Il leader del Cremlino ha affermato che un accordo risalente all'epoca della Guerra Fredda a fatica potrebbe restare operativo, in mancanza di una sua estensione ad altri Stati, a governi terzi: un inciso che è suonato come un'allusione diretta al fatto che in territorio polacco andrebbero sistemate le batterie di missili intercettori previste dal progetto statunitense di ampliamento dello 'scudò, mentre in quello ceco sarebbe creata un'apposita postazione radar.

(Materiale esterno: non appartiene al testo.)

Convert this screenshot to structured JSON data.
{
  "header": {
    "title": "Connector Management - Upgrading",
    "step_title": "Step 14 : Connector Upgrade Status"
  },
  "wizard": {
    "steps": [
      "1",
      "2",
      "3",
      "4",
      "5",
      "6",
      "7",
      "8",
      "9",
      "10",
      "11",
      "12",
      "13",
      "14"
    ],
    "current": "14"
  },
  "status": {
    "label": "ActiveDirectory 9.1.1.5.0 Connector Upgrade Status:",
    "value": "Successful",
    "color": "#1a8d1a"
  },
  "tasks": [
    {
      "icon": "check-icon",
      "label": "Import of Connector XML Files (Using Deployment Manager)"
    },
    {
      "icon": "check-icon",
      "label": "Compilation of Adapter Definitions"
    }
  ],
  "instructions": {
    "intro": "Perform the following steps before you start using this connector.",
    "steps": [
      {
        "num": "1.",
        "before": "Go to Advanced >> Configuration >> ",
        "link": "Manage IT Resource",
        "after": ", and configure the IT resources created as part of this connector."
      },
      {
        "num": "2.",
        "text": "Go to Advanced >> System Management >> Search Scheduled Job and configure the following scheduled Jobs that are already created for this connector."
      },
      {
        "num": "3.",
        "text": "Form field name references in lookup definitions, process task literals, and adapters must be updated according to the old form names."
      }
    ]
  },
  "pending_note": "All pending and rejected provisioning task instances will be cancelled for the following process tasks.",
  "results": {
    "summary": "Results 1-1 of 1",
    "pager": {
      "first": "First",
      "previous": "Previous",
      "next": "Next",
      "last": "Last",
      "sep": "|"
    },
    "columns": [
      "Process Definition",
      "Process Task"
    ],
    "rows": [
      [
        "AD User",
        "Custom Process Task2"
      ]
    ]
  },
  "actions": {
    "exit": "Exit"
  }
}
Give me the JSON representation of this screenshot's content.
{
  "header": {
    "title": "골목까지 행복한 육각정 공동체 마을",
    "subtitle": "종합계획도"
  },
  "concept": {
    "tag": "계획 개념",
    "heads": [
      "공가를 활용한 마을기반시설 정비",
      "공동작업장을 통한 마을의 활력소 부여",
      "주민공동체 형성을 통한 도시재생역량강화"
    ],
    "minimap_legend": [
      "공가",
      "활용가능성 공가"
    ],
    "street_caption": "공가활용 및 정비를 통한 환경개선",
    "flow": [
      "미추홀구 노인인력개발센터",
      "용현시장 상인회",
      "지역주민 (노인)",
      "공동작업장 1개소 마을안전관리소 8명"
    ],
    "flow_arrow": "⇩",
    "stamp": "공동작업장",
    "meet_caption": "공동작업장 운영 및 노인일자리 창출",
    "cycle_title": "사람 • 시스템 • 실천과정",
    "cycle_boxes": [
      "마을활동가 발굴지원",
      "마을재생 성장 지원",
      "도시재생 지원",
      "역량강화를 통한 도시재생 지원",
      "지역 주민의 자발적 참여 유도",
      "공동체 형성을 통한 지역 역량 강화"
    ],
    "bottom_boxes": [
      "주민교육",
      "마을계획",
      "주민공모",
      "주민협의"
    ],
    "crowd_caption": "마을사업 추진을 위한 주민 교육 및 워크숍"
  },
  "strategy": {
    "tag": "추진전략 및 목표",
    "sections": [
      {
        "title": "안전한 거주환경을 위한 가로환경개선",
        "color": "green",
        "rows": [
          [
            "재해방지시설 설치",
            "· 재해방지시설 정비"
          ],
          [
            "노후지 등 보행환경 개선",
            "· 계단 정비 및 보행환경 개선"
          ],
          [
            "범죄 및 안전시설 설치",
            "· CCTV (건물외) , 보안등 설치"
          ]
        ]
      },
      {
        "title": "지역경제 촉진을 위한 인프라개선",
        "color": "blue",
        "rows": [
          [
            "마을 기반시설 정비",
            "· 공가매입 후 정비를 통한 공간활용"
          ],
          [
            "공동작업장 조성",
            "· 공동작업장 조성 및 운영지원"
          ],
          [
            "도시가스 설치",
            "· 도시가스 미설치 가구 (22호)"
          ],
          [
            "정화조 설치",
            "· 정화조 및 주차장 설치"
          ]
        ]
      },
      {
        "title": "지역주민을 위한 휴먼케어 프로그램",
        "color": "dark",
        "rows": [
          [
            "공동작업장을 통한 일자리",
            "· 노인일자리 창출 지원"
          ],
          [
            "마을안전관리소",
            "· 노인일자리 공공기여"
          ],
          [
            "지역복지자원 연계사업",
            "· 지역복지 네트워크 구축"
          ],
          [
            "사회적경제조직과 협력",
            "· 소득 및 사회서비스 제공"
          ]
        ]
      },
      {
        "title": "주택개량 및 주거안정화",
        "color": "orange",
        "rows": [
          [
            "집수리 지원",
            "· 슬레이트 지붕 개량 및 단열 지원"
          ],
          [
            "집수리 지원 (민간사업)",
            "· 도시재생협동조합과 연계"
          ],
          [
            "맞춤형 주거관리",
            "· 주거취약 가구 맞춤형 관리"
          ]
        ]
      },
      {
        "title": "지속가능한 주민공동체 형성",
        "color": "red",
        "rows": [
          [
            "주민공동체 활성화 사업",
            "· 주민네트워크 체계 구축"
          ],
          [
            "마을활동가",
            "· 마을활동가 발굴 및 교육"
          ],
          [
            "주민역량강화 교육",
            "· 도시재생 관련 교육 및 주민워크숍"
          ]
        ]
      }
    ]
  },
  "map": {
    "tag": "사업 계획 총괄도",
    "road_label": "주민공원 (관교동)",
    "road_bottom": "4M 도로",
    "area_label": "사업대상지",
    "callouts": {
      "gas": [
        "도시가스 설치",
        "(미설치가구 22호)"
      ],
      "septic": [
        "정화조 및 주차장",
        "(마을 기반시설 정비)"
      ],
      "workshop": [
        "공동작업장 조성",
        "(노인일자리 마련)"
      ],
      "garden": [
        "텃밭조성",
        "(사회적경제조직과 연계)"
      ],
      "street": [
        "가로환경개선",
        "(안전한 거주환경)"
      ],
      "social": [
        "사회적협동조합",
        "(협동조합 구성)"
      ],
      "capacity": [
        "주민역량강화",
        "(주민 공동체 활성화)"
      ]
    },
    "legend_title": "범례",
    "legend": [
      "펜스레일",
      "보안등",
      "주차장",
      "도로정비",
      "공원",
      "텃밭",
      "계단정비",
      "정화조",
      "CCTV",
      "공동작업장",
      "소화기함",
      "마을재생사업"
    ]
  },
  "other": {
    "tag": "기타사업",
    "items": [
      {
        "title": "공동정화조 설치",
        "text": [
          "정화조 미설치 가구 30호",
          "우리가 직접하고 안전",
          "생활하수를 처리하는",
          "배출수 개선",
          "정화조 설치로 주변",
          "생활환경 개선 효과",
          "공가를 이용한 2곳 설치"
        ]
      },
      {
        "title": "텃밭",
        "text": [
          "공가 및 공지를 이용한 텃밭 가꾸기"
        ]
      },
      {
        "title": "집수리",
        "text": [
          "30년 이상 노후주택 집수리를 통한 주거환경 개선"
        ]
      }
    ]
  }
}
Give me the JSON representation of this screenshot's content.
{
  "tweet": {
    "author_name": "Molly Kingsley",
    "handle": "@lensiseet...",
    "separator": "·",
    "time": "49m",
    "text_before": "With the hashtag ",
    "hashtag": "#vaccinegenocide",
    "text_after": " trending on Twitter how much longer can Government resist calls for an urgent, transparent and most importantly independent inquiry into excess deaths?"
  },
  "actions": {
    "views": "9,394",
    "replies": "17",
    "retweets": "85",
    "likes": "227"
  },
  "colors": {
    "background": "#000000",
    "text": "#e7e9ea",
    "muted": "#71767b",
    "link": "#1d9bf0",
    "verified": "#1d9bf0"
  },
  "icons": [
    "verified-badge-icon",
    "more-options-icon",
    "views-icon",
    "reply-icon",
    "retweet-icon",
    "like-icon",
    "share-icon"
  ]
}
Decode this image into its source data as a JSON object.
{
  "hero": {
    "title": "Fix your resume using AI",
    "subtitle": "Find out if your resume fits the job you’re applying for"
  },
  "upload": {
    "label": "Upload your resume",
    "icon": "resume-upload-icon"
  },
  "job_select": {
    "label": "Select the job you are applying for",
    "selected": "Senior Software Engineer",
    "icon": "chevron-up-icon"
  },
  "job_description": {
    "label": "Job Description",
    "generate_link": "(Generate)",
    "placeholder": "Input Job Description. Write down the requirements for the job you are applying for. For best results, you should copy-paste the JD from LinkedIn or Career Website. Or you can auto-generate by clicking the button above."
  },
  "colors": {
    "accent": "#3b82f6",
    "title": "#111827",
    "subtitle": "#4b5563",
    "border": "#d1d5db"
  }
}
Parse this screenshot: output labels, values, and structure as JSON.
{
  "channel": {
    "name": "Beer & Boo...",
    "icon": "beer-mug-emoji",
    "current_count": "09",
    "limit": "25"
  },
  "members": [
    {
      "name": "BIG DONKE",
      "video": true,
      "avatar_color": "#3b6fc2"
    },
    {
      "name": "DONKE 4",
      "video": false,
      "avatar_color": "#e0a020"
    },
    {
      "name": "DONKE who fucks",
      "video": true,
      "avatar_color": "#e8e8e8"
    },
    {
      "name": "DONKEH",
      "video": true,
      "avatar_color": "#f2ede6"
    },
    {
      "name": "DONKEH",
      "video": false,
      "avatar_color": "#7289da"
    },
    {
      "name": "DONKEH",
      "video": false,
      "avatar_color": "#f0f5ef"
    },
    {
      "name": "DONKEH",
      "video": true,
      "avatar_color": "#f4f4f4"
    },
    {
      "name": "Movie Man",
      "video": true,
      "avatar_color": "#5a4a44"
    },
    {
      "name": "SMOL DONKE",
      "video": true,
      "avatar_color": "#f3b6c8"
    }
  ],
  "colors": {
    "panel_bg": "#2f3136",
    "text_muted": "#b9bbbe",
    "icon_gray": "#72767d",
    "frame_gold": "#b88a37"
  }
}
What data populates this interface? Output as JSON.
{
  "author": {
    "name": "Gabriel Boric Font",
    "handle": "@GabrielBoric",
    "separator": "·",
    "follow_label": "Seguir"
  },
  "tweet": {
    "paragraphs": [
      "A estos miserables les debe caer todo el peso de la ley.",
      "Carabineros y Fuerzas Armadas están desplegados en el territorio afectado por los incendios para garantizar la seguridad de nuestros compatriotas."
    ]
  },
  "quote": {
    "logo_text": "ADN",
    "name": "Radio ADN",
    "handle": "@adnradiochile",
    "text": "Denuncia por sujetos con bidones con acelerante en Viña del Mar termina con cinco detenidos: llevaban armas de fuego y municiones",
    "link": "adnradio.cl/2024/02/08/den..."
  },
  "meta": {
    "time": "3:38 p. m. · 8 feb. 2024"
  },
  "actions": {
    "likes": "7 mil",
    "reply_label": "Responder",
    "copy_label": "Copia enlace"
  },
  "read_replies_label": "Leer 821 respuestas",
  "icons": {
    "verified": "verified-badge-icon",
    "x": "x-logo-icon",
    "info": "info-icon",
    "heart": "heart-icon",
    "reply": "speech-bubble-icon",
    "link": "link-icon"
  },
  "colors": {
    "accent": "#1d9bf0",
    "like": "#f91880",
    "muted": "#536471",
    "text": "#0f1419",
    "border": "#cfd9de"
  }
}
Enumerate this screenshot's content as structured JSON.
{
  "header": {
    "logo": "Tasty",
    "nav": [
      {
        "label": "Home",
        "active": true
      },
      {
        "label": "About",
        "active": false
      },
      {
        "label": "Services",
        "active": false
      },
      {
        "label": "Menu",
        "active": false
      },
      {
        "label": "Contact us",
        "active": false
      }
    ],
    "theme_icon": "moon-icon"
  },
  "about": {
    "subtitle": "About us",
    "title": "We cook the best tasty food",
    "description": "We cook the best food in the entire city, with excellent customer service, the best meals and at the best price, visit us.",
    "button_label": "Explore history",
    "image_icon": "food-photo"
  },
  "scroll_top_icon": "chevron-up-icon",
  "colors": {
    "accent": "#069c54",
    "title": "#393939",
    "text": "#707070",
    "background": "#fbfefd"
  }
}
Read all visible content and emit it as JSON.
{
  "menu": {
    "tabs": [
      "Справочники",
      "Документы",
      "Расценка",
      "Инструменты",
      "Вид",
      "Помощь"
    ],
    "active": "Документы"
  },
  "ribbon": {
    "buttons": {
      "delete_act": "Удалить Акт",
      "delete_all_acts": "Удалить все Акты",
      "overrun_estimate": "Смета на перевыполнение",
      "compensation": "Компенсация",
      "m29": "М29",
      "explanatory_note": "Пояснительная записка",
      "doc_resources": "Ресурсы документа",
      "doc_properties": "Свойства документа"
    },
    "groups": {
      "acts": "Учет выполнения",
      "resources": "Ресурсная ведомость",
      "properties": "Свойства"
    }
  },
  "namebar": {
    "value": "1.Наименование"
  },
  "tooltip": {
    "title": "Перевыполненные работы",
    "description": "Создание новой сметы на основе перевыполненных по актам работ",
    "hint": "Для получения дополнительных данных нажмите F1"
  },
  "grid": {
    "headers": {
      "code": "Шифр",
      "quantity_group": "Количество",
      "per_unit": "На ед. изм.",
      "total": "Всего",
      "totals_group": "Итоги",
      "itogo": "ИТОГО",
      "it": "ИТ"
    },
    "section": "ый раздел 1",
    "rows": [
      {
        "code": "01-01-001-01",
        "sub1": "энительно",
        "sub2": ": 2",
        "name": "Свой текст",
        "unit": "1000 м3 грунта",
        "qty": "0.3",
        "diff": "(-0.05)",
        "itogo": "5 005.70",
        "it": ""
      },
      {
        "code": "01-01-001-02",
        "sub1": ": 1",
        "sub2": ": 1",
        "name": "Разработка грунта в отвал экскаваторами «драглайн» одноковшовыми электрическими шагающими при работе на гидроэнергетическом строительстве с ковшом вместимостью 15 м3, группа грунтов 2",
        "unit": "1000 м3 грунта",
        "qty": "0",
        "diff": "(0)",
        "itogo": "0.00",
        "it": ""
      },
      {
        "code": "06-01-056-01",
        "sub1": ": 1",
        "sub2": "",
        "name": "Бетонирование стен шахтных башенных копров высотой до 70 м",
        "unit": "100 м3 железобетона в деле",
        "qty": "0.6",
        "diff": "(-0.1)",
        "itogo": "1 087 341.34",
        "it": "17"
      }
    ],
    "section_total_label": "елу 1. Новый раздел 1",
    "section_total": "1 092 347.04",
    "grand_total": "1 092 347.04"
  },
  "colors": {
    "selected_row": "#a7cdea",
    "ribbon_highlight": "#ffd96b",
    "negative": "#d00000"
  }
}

"Occorre fare sì che all'intesa russo-americana sia conferita una natura globale", ha ammonito Putin con gli ospiti, accolti nella sua dacia di Novo Ogaryevo, alle porte della capitale. "È nostro parere che le restrizioni in materia riguardanti attualmente gli Stati Uniti e la Federazione Russa", ha sottolineato ancora il padrone di casa, "debbano necessariamente essere trasformate in un trattato autenticamente universale. Se non siamo in grado di arrivare a questo, allora per noi sarà difficile mantenerci nell'ambito di tale accordo".

 

Come rappresaglia, Mosca ha già sospeso l'applicazione del trattato Cfe sulla riduzione delle forze convenzionali, concluso nel '90 ed emendato nove anni più tardi; potenzialmente a rischio sono pure gli Start sul ridimensionamento degli arsenali atomici, risalenti agli anni '90 ma in scadenza nel 2009. Gli stessi temi, ed altri ancora (dal programma nucleare iraniano alla situazione in Medio Oriente) saranno poi affrontati da Rice e da Gates con i pari grado locali, Serghei Lavrov e Anatoly Serdyukov, ministri rispettivamente degli Esteri e della Difesa; i quattro s'incontreranno nell'ambito di una riunione che è già stata battezzata '2+2', e che proprio a Putin competerà inaugurare, seppure facendo una breve apparizione.